Although they’re not frequent beachgoers, Susan says the couple does like to take long strolls on the sand, join tours that visit various bays by boat, and visit some of the lesser-known beaches that don’t get as many tourists but often host some good restaurants. There are also popular eateries around the area.
“This town is small. But there are a lot of surprisingly good restaurants with reasonable costs. There are some high-end places with the same prices as Canada,” notes Susan.
And they stay active in other ways, as do their fellow expats.
“It’s easy to stay fit here. The food is healthy. A lot of people walk. I walk six to seven kilometers a day. We both do a fitness activity in the morning. There are two or three people teaching Aquafit and yoga. There are three groups of 20 to 30 people each playing pickleball in three different areas around town,” says Susan.
Susan says Huatulco is a small place, with a population rising to what she estimates is 15,000 in high season. So, there isn’t the level of cultural activities as other towns. But when something is going on in town—they’re there.
“We will attend anything with music…or that challenges our brain,” says Susan. Before Covid there was a popular Blues on the Beach music festival. More recently there was an art show featuring stunning art and photography.
“Last Saturday night we went to the final concert of opera masterclass. It was absolutely stunning. Well done. Well attended. All local singers and musicians,” says Susan.

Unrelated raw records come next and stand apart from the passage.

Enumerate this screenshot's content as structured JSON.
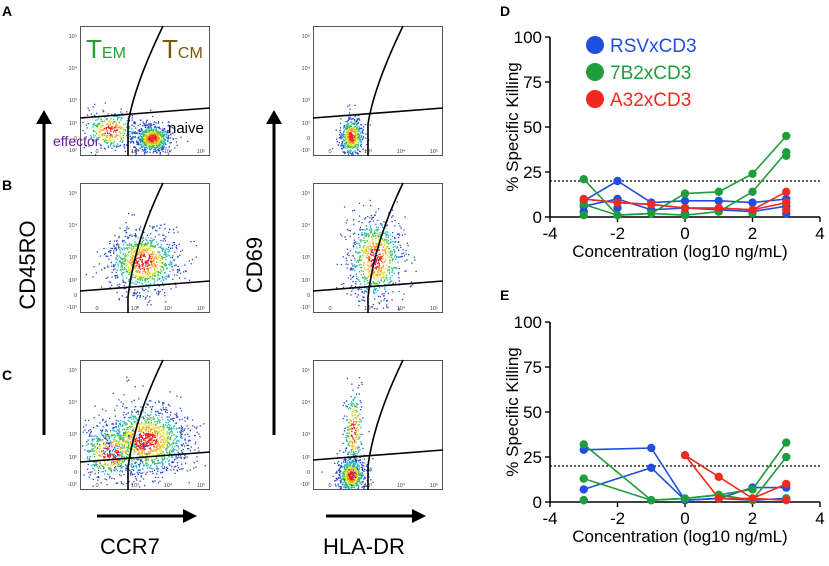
{
  "panels": {
    "a": "A",
    "b": "B",
    "c": "C",
    "d": "D",
    "e": "E"
  },
  "flow": {
    "left_y_label": "CD45RO",
    "left_x_label": "CCR7",
    "right_y_label": "CD69",
    "right_x_label": "HLA-DR",
    "gate_tem_main": "T",
    "gate_tem_sub": "EM",
    "gate_tcm_main": "T",
    "gate_tcm_sub": "CM",
    "gate_effector": "effector",
    "gate_naive": "naive",
    "tick_y": [
      "10⁵",
      "10⁴",
      "10³",
      "10²",
      "0",
      "-10²"
    ],
    "tick_x": [
      "0",
      "10³",
      "10⁴",
      "10⁵"
    ],
    "colors": {
      "tem": "#2ca02c",
      "tcm": "#7a5a00",
      "effector": "#6a1b9a"
    }
  },
  "chart_data": [
    {
      "type": "scatter",
      "panel": "D",
      "xlabel": "Concentration (log10 ng/mL)",
      "ylabel": "% Specific Killing",
      "xlim": [
        -4,
        4
      ],
      "ylim": [
        0,
        100
      ],
      "xticks": [
        "-4",
        "-2",
        "0",
        "2",
        "4"
      ],
      "yticks": [
        "0",
        "25",
        "50",
        "75",
        "100"
      ],
      "threshold": 20,
      "legend": [
        {
          "name": "RSVxCD3",
          "color": "#1f4fe0"
        },
        {
          "name": "7B2xCD3",
          "color": "#1e9e3a"
        },
        {
          "name": "A32xCD3",
          "color": "#ee2a1f"
        }
      ],
      "series": [
        {
          "name": "RSVxCD3",
          "color": "#1f4fe0",
          "points": [
            [
              -3,
              9
            ],
            [
              -3,
              6
            ],
            [
              -3,
              3
            ],
            [
              -2,
              20
            ],
            [
              -2,
              10
            ],
            [
              -2,
              5
            ],
            [
              -1,
              8
            ],
            [
              -1,
              4
            ],
            [
              0,
              9
            ],
            [
              0,
              5
            ],
            [
              0,
              2
            ],
            [
              1,
              9
            ],
            [
              1,
              4
            ],
            [
              2,
              8
            ],
            [
              2,
              3
            ],
            [
              3,
              10
            ],
            [
              3,
              6
            ],
            [
              3,
              2
            ]
          ]
        },
        {
          "name": "7B2xCD3",
          "color": "#1e9e3a",
          "points": [
            [
              -3,
              21
            ],
            [
              -3,
              7
            ],
            [
              -3,
              1
            ],
            [
              -2,
              1
            ],
            [
              -1,
              2
            ],
            [
              0,
              13
            ],
            [
              0,
              1
            ],
            [
              1,
              14
            ],
            [
              1,
              3
            ],
            [
              2,
              24
            ],
            [
              2,
              14
            ],
            [
              2,
              2
            ],
            [
              3,
              45
            ],
            [
              3,
              36
            ],
            [
              3,
              34
            ]
          ]
        },
        {
          "name": "A32xCD3",
          "color": "#ee2a1f",
          "points": [
            [
              -3,
              10
            ],
            [
              -2,
              8
            ],
            [
              -1,
              7
            ],
            [
              0,
              5
            ],
            [
              1,
              5
            ],
            [
              2,
              4
            ],
            [
              3,
              14
            ],
            [
              3,
              8
            ],
            [
              3,
              4
            ]
          ]
        }
      ]
    },
    {
      "type": "scatter",
      "panel": "E",
      "xlabel": "Concentration (log10 ng/mL)",
      "ylabel": "% Specific Killing",
      "xlim": [
        -4,
        4
      ],
      "ylim": [
        0,
        100
      ],
      "xticks": [
        "-4",
        "-2",
        "0",
        "2",
        "4"
      ],
      "yticks": [
        "0",
        "25",
        "50",
        "75",
        "100"
      ],
      "threshold": 20,
      "legend": [],
      "series": [
        {
          "name": "RSVxCD3",
          "color": "#1f4fe0",
          "points": [
            [
              -3,
              29
            ],
            [
              -3,
              7
            ],
            [
              -3,
              1
            ],
            [
              -1,
              30
            ],
            [
              -1,
              19
            ],
            [
              -1,
              1
            ],
            [
              0,
              1
            ],
            [
              1,
              2
            ],
            [
              2,
              8
            ],
            [
              2,
              1
            ],
            [
              3,
              8
            ],
            [
              3,
              2
            ]
          ]
        },
        {
          "name": "7B2xCD3",
          "color": "#1e9e3a",
          "points": [
            [
              -3,
              32
            ],
            [
              -3,
              13
            ],
            [
              -3,
              1
            ],
            [
              -1,
              1
            ],
            [
              0,
              2
            ],
            [
              1,
              4
            ],
            [
              2,
              7
            ],
            [
              2,
              1
            ],
            [
              3,
              33
            ],
            [
              3,
              25
            ],
            [
              3,
              2
            ]
          ]
        },
        {
          "name": "A32xCD3",
          "color": "#ee2a1f",
          "points": [
            [
              0,
              26
            ],
            [
              1,
              14
            ],
            [
              1,
              2
            ],
            [
              2,
              2
            ],
            [
              3,
              10
            ],
            [
              3,
              1
            ]
          ]
        }
      ]
    }
  ]
}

Deep sea fishing also is very big here with excellent fishing guides. This season alone Susan and Michael’s son Patrick caught a number of mahimahi when he was visiting, and many other friends also have been very successful fishing.
Aside from fun, there are also plenty of conveniences in Huatulco, despite its small size. There are large supermarkets, well-appointed medical clinics and pharmacies, dentists, high-speed internet, and reliable cell phone service. There are also big-box stores two and half hours away, but they do deliver to Huatulco.
“In town, they have good fruit and vegetable stands—it’s very fresh. There is also a good fish market where they have what they caught that day,” explains Susan. “It is a small town. You have to accept that it doesn’t have everything. If there is something you can’t live without while you’re here—bring it from home.”